We get the following simple model description:

Model: "sequential_3"
_________________________________________________________________
Layer (type)                Output Shape              Param #
================================================================
dense_12 (Dense)            (None, 300)               900

activation_12 (Activation)  (None, 300)               0

dense_13 (Dense)            (None, 300)               90300

activation_13 (Activation)  (None, 300)               0

dense_14 (Dense)            (None, 300)               90300

activation_14 (Activation)  (None, 300)               0

dense_15 (Dense)            (None, 1)                 301

activation_15 (Activation)  (None, 1)                 0

================================================================
Total params: 181,801
Trainable params: 181,801
Non-trainable params: 0
________________________________________________________________

We now fit the model (with a large batch size since each batch is a single pixel).

model.fit(X, y, batch_size=1024, epochs=100)

Finally we show the results for our fitted image as well as its neighbor “imagined” pixels.

# Scale the grid by a factor of 2 for predicting pixels outside
# of the original image
y_pred = model.predict(X * 2, batch_size=8192)
plt.figure(figsize=(10, 10))
plt.imshow(y_pred.reshape(img.shape), cmap="gray")
# Add a red square around the original image
plt.gca().add_patch(matplotlib.patches.Rectangle(
    (128, 128), 256, 256, linewidth=1, edgecolor="r", facecolor="none"
))
plt.savefig("~/img/garf2.png")

The output is relatively good for the image itself but the impressive part is how natural looking is the rest of imagined pixels. And all this without any specific initialization scheme or positional embeddings.

Bibliography

Shin-Fang Chng, Sameera Ramasinghe, Jamie Sherrah, Simon Lucey. April 12, 2022. "GARF: Gaussian Activated Radiance Fields for High Fidelity Reconstruction and Pose Estimation". Arxiv:2204.05735 [cs]. http://arxiv.org/abs/2204.05735.
Sameera Ramasinghe, Simon Lucey.
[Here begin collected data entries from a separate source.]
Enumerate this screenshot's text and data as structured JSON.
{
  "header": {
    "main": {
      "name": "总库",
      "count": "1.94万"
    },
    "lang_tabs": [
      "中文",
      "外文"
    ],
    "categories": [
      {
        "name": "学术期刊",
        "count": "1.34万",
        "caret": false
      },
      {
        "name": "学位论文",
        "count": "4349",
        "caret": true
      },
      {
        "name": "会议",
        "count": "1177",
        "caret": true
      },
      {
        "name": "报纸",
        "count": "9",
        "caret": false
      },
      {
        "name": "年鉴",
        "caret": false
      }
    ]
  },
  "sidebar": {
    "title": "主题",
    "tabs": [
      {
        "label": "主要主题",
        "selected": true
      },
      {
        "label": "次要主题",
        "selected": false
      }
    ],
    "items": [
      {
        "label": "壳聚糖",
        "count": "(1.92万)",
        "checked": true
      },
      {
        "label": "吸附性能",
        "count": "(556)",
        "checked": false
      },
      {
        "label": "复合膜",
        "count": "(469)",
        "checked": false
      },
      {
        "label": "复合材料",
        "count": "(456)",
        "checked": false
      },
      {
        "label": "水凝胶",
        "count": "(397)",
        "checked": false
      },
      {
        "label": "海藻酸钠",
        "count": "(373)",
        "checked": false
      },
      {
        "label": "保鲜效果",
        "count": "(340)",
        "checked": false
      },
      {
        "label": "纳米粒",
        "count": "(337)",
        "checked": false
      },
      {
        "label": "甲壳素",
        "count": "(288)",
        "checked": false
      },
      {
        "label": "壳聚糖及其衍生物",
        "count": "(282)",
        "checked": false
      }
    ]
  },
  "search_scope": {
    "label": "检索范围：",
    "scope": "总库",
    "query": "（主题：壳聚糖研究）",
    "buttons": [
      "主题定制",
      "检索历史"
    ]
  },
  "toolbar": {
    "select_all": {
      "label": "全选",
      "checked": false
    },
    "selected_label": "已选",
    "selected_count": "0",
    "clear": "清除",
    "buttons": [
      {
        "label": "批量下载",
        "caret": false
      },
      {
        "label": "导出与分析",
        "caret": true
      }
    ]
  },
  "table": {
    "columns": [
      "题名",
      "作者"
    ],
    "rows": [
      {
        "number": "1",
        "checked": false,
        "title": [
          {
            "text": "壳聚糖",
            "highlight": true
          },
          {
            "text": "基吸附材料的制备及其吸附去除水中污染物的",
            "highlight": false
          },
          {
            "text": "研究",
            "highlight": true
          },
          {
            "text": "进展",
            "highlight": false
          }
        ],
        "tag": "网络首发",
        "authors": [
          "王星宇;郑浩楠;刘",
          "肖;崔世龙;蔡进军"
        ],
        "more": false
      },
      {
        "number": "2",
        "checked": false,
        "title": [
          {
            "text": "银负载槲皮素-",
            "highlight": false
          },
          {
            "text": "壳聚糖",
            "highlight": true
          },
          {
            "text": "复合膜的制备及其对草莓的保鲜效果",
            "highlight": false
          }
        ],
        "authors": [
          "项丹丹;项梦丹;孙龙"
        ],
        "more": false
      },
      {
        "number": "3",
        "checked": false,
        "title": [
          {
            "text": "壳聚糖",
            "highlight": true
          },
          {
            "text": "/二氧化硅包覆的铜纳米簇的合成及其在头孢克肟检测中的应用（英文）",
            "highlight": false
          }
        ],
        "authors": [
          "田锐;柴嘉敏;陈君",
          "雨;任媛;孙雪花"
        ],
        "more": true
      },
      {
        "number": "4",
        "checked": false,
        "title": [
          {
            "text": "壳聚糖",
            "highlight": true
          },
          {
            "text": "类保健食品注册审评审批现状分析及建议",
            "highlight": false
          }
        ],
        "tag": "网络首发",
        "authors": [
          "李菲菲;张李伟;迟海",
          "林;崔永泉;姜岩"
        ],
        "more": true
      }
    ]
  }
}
March 17, 2022. "Beyond Periodicity: Towards a Unifying Framework for Activations in Coordinate-mlps". Arxiv:2111.15135 [cs]. http://arxiv.org/abs/2111.15135.
Ben Mildenhall, Pratul P. Srinivasan, Matthew Tancik, Jonathan T. Barron, Ravi Ramamoorthi, Ren Ng. August 3, 2020. "Nerf: Representing Scenes as Neural Radiance Fields for View Synthesis". Arxiv:2003.08934 [cs]. http://arxiv.org/abs/2003.08934.
Vincent Sitzmann, Julien N. P. Martel, Alexander W. Bergman, David B. Lindell, Gordon Wetzstein. June 17, 2020. "Implicit Neural Representations with Periodic Activation Functions". Arxiv:2006.09661 [cs, Eess]. http://arxiv.org/abs/2006.09661.